Central Montana Rail

Overview
- Headquarters: Denton, Montana
- Reporting mark: CM
- Locale: Montana, United States
- Dates of operation: 1985–

Technical
- Track gauge: 4 ft 8+1⁄2 in (1,435 mm) standard gauge

= Central Montana Rail, Inc. =

Class III Railroad in Montana

Central Montana Rail, Inc. is a short line railroad operating trackage in Judith Basin, Fergus, and Chouteau Counties, Montana. The company's main line extends approximately 84.2 mi, between the towns of Moccasin and Geraldine; the line connects with the BNSF Railway at Moccasin.

Most of the current Central Montana trackage was originally constructed by the Chicago, Milwaukee, St. Paul and Pacific Railroad, as part of its "Northern Montana" line to Great Falls. The southern 19.6 mi of line, from Moccasin to Kingston Junction, was originally constructed by the Great Northern Railway as part of its Lewistown, Montana branch. The overall line features four high steel trestles and a 2000 ft-long tunnel. In addition to the operated line, the Central Montana system includes an unused route between Spring Creek Junction and the northern outskirts of Lewistown; this trackage has been idle since the 1980s due to perceived structural problems with the massive Spring Creek Trestle, just east of Spring Creek Junction.

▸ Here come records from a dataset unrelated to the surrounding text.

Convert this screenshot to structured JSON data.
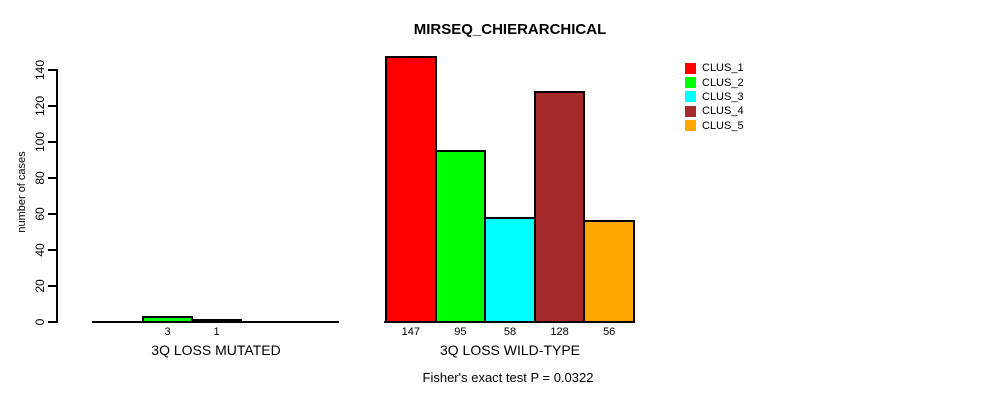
{
  "chart_data": {
    "type": "bar",
    "title": "MIRSEQ_CHIERARCHICAL",
    "ylabel": "number of cases",
    "xlabel": "",
    "yticks": [
      0,
      20,
      40,
      60,
      80,
      100,
      120,
      140
    ],
    "ylim": [
      0,
      150
    ],
    "grid": false,
    "legend_position": "top-right",
    "series": [
      {
        "name": "CLUS_1",
        "color": "#FF0000"
      },
      {
        "name": "CLUS_2",
        "color": "#00FF00"
      },
      {
        "name": "CLUS_3",
        "color": "#00FFFF"
      },
      {
        "name": "CLUS_4",
        "color": "#A52A2A"
      },
      {
        "name": "CLUS_5",
        "color": "#FFA500"
      }
    ],
    "groups": [
      {
        "label": "3Q LOSS MUTATED",
        "values": [
          0,
          3,
          1,
          0,
          0
        ],
        "value_labels": [
          "",
          "3",
          "1",
          "",
          ""
        ]
      },
      {
        "label": "3Q LOSS WILD-TYPE",
        "values": [
          147,
          95,
          58,
          128,
          56
        ],
        "value_labels": [
          "147",
          "95",
          "58",
          "128",
          "56"
        ]
      }
    ],
    "annotation": "Fisher's exact test P = 0.0322"
  }
}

Most of the Central Montana trackage was acquired by the State of Montana in 1983 when its then-current operator, the Burlington Northern Railroad, discontinued operation of the route. Central Montana Rail, a locally governed nonprofit corporation, began operating the route in 1985. The company's motive power consists of six EMD GP9 diesel-electric locomotives, originally built for the Great Northern Railway and one GP30, originally built for Union Pacific. The railroad's operating headquarters is at Denton, Montana.

Though primarily a freight railroad, the Central Montana also operates a seasonal dinner train, the "Charlie Russell Chew Choo," between Kingston Junction (10 miles north west of Lewistown) and Denton. The dinner train equipment consists of unpowered Budd Rail Diesel Cars originally built for the Boston and Maine Railroad. In December, the Chew Choo operates several "Polar Express" runs, which boards at Kingston Junction and takes kids to "Christmas Town" at the north Pole to pick up Santa, who rides the train back to Kingston Junction. On the train, elves read the book and serve hot cocoa and cookies to the kids. Round trip is approx. 1.5–2 hours.

==Popular culture==
The climax of Broken Arrow (1996) was filmed on the CMR in Fergus County between Lewistown, Montana, and Denton, Montana.